Maar laten we nog iets verder inzoomen. Hoe staat het dan met de patiëntenparticipatie op het niveau van besluitvorming, die noodzakelijk is voordat een therapie überhaupt kan worden voorgeschreven? Is er sprake van een vorm en mate van invloed, waarbij de uitkomst recht doet aan alle inzet en energie die er door de vele patiëntenvertegenwoordigers in het voortraject in is gestoken? En, waarbij de uitkomst goed uit te leggen valt aan de eigen achterban? Ik betwijfel dat, mede op basis van diverse gesprekken met patiëntenvertegenwoordigers. Daarom deze oproep, mede voor al die patiëntenvertegenwoordigers die, meestal als vrijwilliger, onderzoeksvoorstellen becommentarieerden, patiëntenpanels of adviesraden bemensten: hoe laten we hun inbreng en adviezen doorklinken tot en met de finale klap op het dossier?

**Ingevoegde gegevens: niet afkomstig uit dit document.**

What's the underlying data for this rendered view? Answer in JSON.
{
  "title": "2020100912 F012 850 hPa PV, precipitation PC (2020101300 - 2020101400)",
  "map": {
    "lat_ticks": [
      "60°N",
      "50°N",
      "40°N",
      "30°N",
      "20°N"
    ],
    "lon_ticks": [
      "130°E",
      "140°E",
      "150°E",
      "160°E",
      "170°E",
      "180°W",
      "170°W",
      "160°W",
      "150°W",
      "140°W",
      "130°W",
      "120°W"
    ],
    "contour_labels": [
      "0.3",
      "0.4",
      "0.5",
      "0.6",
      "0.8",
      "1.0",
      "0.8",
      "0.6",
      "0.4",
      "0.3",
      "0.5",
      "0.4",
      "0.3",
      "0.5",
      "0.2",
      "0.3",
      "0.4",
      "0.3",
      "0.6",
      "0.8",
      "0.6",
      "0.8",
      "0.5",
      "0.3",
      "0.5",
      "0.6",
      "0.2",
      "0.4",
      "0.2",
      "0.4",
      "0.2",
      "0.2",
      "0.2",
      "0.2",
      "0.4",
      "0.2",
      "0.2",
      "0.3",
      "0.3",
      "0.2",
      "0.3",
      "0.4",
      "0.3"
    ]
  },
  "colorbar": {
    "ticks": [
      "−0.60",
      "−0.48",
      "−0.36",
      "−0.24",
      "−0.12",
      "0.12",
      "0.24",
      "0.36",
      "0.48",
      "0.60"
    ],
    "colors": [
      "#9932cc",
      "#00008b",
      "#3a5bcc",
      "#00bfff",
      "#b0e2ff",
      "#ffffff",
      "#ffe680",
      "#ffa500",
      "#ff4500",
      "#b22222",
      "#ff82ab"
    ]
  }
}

Als FAST hebben we de ambitie uitgesproken om ook de lastige obstakels niet uit de weg te willen gaan. En om therapieontwikkeling van kop tot staart als ons aandachtsgebied te zien, niet slechts een aantal ‘hot topics’ daarbinnen. Mede daarom kan een stelling als ‘patiëntenparticipatie als randvoorwaarde’ betekenen dat we soms besluiten een pas op de plaats te willen maken om experimenteerruimte te creëren. Experimenteren met als doel, aangepaste of nieuwe werkvormen te realiseren die de bijdrage vanuit patiëntenperspectief impactvoller maken. Die patiënten(-organisaties) beter in stelling brengen tijdens het gehele traject van therapieontwikkeling. Dat doen we als FAST bij voorkeur niet alleen. Liever dragen we bij aan bestaande initiatieven, waarbij men, net als wij, op zoek gaat naar oplossingen die de vraag vanuit patiënten als uitgangspunt nemen. Of zoomen we in op de rol van patiënten bij een tot de verbeelding sprekende casus, die model kan staan voor ook andere situaties.
Mag ik u, tot slot, zo kort voor de feestdagen nog een suggestie voor een persoonlijk experiment aan de hand doen? Ik hoop natuurlijk dat u straks kunt genieten van een aantal mooie momenten samen met uw dierbaren. Probeer bij zo’n gelegenheid eens extra aandacht te geven aan de minst extraverte persoon in het gezelschap. Toon belangstelling, laat deze persoon het onderwerp van gesprek bepalen, en kijk samen eens of u daar een afspraak aan kunt verbinden. Wie weet tot welke inspirerende of verrassende activiteiten dit kan leiden!
Ik wens ik u mooie dagen toe en alvast een geslaagd 2024!